(Sebk. den) Bir şeyin öncelik hali. Birisinden ileri geçmek. Bir şeyin geçmişi. * Bağ, bağlantı.
SİBAK U SİYAK
Sözün gelişi. Sözün (öncesinin sonraya olan) uygunluğu.
SİBAK-UL KELÂM
Sözün ilk halindeki bağlantısı, sözün evvelinde geçenden çıkan mânâ.
SİBAR
Cerrahların yara yokladıkları mil.
SİBB
Tülbent. Baş örtüsü.
SİBD
(C.: Esbâd) Belâ, zahmet, meşakkat, dahiye.
SİBKAN
Bitlis veya Van vilâyetleri civarında bir aşiret adıdır.
SİBT
Palamutla dibağat olunmuş sığır derisi.
SİBT
(C.: Esbât) Kişinin oğlundan ve kızından olan evladı. * Torun.
SİCAL
Münavebe.
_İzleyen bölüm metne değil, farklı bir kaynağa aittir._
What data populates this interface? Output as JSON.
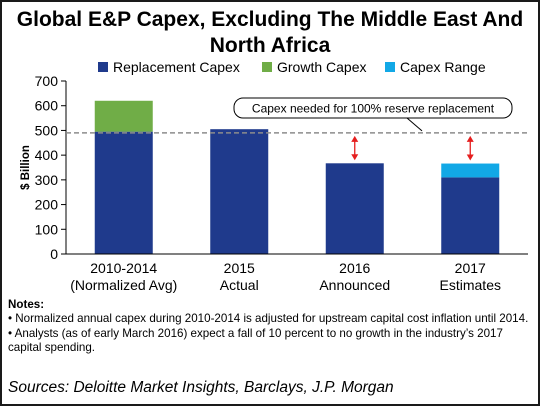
{
  "colors": {
    "replacement": "#1f3a8c",
    "growth": "#70ad47",
    "range": "#12a8e6",
    "threshold_line": "#8c8c8c",
    "arrow": "#e51e1e",
    "annotation_border": "#000000"
  },
  "chart_data": {
    "type": "bar",
    "stacked": true,
    "title": "Global E&P Capex, Excluding The Middle East And North Africa",
    "xlabel": "",
    "ylabel": "$ Billion",
    "ylim": [
      0,
      700
    ],
    "yticks": [
      "0",
      "100",
      "200",
      "300",
      "400",
      "500",
      "600",
      "700"
    ],
    "grid": false,
    "legend_position": "top",
    "categories": [
      [
        "2010-2014",
        "(Normalized Avg)"
      ],
      [
        "2015",
        "Actual"
      ],
      [
        "2016",
        "Announced"
      ],
      [
        "2017",
        "Estimates"
      ]
    ],
    "series": [
      {
        "name": "Replacement Capex",
        "color_key": "replacement",
        "values": [
          495,
          505,
          367,
          310
        ]
      },
      {
        "name": "Growth Capex",
        "color_key": "growth",
        "values": [
          125,
          0,
          0,
          0
        ]
      },
      {
        "name": "Capex Range",
        "color_key": "range",
        "values": [
          0,
          0,
          0,
          56
        ]
      }
    ],
    "reference_line": {
      "value": 490,
      "style": "dashed",
      "annotation": "Capex needed for 100% reserve replacement"
    },
    "gap_arrows": [
      {
        "category_index": 2,
        "from": 367,
        "to": 490
      },
      {
        "category_index": 3,
        "from": 366,
        "to": 490
      }
    ]
  },
  "notes": {
    "heading": "Notes:",
    "items": [
      "• Normalized annual capex during 2010-2014 is adjusted for upstream capital cost inflation until 2014.",
      "• Analysts (as of early March 2016) expect a fall of 10 percent to no growth in the industry’s 2017 capital spending."
    ]
  },
  "source": "Sources: Deloitte Market Insights, Barclays, J.P. Morgan"
}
Arab ata sözlerinde: "Harp sicaldir" denir. Yani: Bazan galibiyet ve bazan mağlubiyet ile devam eder. * (Secl. C.) Büyük ve içleri dolu su kovaları.
SİCCİL
Kumlu çamurun taşlaşmış hâli. Kumlu çamurdan terekküb ve tahaccür etmiş taş. * Ateşte pişerek taş gibi olmuş tuğla.
SİCCİN
Sert, şiddetli olan şey. * Dâim olan. * Fâsık ve fâcirlerin amel defterlerinin konulduğu yer. * Cehennemde bir vâdi'nin adı. Fâcirlerin ruhunun gittiği yer.
SİCİL
Resmi vesikaların kaydedildiği kütük denen büyük defter. * Memurların durumu hakkında tutulan dosya.